Debra Shultz, director and senior certified mortgage advisor at Manhattan Mortgage Co., said that co-op boards are placing closer scrutiny on potential buyers, and many boards have banned the use of interest-only loans.
Lender guidelines
On the other hand, she noted that the majority of co-op guidelines have not changed at most lenders. They want at least 50 to 70 percent of a building’s units occupied by primary owners, no more than 20 percent investor-owned units, as well as strong financials, no outstanding litigation and a minimum of 10 or more units per building, which lessens the risk that one individual in default could drag an entire building into foreclosure.
The fear is that with a high percentage of sponsor-owned or investor-owned units, a financial default by one shareholder could place an enormous burden on the rest of the shareholders, thus placing the underlying mortgage payments in jeopardy.
At successful co-op buildings, a sponsor will usually gain pre-qualification from a lender, which will then place the building on a list of approved co-ops, which in turn speeds the process of approving loans for individual apartments.
Developer Horn noted that at his company’s newest development, the Towers at Water’s Edge in Bayside, Queens, the complex has already been approved by M&T Bank. Horn acquired about 230 units from the original sponsor and is selling those units for about $500 a square foot.
Attorney Lawrence DiGiovanna, whose firm represents more than 30 co-op apartments in Brooklyn, said he has not seen any widespread crackdown on co-op boards. However, he noted that one of his clients, a 300-unit co-op in Sheepshead Bay, was asked by Washington Mutual (which was bought last month by JPMorgan Chase) to put 25 percent of its annual maintenance into Fidelity bond insurance, which protects the building against employee dishonesty.
“The first time it occurs, the co-op board is being asked on behalf of one little lender for a revision to the entire building’s insurance policy,” he recalled. “The initial reaction on a lot of boards [would be], ‘Don’t be ridiculous.'”

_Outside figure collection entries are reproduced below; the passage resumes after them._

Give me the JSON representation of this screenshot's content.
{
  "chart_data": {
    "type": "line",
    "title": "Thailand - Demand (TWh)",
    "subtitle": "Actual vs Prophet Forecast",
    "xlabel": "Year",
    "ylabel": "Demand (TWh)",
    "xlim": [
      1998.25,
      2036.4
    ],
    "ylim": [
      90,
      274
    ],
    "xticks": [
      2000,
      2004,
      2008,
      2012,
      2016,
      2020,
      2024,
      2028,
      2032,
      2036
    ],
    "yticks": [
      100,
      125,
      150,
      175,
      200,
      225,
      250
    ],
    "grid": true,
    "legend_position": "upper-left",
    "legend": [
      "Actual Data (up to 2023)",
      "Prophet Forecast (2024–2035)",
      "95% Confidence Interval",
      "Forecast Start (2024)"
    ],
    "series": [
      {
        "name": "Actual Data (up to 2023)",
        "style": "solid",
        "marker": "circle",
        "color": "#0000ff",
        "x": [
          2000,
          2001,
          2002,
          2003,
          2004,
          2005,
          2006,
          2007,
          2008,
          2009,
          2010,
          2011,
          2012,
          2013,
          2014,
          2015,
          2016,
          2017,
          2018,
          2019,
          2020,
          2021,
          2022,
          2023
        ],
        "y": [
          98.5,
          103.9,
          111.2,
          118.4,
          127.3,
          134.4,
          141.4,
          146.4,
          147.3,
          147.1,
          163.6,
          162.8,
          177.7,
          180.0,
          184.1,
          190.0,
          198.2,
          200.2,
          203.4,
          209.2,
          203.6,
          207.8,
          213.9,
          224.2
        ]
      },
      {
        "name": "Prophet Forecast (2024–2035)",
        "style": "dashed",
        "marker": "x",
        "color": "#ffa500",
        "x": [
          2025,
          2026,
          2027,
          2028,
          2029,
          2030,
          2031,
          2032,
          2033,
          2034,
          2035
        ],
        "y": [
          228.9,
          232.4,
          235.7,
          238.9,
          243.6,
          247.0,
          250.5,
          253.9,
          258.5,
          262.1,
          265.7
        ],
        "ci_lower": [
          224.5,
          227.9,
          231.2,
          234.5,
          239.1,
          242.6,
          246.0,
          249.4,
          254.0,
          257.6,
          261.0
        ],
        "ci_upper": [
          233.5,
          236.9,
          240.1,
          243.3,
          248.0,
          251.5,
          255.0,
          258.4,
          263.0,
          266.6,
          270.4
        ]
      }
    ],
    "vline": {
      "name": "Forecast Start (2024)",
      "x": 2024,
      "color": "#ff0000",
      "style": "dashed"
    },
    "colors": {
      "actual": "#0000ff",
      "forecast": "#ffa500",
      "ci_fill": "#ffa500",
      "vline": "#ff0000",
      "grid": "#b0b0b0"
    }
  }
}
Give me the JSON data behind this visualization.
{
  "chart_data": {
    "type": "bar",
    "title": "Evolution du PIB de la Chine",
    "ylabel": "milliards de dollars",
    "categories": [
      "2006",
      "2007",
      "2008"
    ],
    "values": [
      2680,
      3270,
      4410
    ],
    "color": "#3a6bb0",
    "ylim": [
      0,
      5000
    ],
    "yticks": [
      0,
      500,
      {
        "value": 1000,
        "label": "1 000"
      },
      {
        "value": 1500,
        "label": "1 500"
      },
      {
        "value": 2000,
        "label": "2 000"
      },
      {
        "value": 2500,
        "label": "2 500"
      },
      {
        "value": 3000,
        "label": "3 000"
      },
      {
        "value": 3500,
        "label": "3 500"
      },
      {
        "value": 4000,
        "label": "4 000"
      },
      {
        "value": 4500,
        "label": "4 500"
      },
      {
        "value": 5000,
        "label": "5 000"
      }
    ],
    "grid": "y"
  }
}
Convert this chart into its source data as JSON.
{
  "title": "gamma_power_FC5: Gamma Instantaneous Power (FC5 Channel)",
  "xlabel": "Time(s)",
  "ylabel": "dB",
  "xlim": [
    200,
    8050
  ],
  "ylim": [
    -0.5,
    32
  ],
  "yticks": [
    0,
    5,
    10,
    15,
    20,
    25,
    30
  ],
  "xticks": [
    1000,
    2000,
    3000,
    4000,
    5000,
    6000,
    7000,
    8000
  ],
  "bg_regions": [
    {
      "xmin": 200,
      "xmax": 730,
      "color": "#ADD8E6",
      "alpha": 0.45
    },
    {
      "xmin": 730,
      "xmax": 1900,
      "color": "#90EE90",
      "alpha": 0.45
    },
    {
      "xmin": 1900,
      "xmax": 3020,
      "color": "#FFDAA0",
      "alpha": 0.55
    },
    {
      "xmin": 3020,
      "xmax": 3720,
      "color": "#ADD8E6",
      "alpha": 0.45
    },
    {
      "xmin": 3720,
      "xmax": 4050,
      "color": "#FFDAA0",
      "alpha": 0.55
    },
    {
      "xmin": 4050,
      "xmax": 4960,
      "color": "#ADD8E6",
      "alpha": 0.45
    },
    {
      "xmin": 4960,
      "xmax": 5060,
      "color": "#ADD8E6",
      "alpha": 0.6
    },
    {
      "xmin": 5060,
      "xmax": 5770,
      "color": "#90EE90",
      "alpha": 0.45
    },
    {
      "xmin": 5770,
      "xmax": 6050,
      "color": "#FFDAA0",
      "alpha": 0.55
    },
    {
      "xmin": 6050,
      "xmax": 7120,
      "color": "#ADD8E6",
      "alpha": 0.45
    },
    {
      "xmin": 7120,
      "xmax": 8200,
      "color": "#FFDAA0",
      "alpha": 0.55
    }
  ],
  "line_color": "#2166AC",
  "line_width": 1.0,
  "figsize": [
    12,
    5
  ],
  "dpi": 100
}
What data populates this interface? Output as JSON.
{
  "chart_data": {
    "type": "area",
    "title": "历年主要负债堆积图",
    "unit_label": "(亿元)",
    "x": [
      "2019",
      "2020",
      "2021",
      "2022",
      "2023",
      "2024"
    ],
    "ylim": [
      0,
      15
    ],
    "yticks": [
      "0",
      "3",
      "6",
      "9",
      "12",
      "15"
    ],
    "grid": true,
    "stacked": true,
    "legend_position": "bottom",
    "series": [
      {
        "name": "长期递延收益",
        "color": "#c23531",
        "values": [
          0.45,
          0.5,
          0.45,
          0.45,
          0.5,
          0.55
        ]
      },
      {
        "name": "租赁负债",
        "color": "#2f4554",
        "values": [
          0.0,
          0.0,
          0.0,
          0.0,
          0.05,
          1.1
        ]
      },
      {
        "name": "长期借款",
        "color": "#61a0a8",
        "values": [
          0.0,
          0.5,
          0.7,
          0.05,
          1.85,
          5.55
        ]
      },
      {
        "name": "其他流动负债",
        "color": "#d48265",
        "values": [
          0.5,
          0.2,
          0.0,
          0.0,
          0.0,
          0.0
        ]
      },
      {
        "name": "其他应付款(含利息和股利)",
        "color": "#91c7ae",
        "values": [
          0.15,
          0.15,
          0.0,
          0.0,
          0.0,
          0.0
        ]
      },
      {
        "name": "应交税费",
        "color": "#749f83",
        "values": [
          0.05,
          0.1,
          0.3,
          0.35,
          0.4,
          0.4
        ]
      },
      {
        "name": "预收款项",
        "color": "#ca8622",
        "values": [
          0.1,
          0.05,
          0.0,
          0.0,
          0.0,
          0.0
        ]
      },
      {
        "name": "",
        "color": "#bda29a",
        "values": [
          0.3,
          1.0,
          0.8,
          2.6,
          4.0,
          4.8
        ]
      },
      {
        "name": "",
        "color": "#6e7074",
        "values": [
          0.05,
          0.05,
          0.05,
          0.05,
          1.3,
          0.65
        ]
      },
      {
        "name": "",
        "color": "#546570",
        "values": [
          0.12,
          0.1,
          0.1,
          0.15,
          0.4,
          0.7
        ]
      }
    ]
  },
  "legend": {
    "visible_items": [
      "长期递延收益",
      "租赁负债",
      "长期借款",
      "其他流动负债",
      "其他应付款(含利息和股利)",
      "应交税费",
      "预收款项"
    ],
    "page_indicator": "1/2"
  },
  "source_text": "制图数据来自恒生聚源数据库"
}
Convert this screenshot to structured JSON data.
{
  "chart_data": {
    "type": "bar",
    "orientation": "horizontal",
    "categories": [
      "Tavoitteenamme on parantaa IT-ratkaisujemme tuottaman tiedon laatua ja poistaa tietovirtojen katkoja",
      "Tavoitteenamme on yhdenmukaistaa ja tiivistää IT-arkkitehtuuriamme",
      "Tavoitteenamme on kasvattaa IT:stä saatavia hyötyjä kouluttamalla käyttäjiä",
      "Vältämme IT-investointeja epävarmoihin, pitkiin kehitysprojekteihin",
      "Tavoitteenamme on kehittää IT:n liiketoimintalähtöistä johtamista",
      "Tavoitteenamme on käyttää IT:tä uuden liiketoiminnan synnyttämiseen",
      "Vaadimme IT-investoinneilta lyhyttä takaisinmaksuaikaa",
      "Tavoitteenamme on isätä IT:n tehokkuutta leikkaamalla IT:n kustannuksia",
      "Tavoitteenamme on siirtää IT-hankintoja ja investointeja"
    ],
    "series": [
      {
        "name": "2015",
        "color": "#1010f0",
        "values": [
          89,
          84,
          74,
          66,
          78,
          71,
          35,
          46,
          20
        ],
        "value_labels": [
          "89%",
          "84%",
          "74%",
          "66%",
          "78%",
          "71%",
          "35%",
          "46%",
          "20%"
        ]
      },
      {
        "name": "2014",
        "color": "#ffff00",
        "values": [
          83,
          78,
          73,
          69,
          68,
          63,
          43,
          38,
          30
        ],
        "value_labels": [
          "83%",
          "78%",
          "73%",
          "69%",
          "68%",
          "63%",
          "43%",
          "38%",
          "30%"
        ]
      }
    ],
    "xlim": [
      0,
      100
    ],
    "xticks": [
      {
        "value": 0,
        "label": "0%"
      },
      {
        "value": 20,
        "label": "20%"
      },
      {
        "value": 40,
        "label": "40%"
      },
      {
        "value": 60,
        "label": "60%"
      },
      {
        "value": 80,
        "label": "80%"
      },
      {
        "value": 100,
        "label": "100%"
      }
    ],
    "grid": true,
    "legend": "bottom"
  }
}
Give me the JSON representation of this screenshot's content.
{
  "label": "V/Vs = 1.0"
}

He said that banks are also demanding that co-ops set aside increased reserve funds to handle future capital repairs. “This co-op had $1 million cash in the bank, [but it] wasn’t clear if it was for capital improvements or a reserve fund.”
Co-op boards that fail to shore up their financial practice can suffer further repercussions. Attorney David Schachter said that banks are refusing to lend to buyers if a co-op board cannot produce audited financial statements.
“If they see a financial statement that’s not audited, they say, ‘We don’t want to do the loan,'” he said. “Before, you didn’t hear any of this.”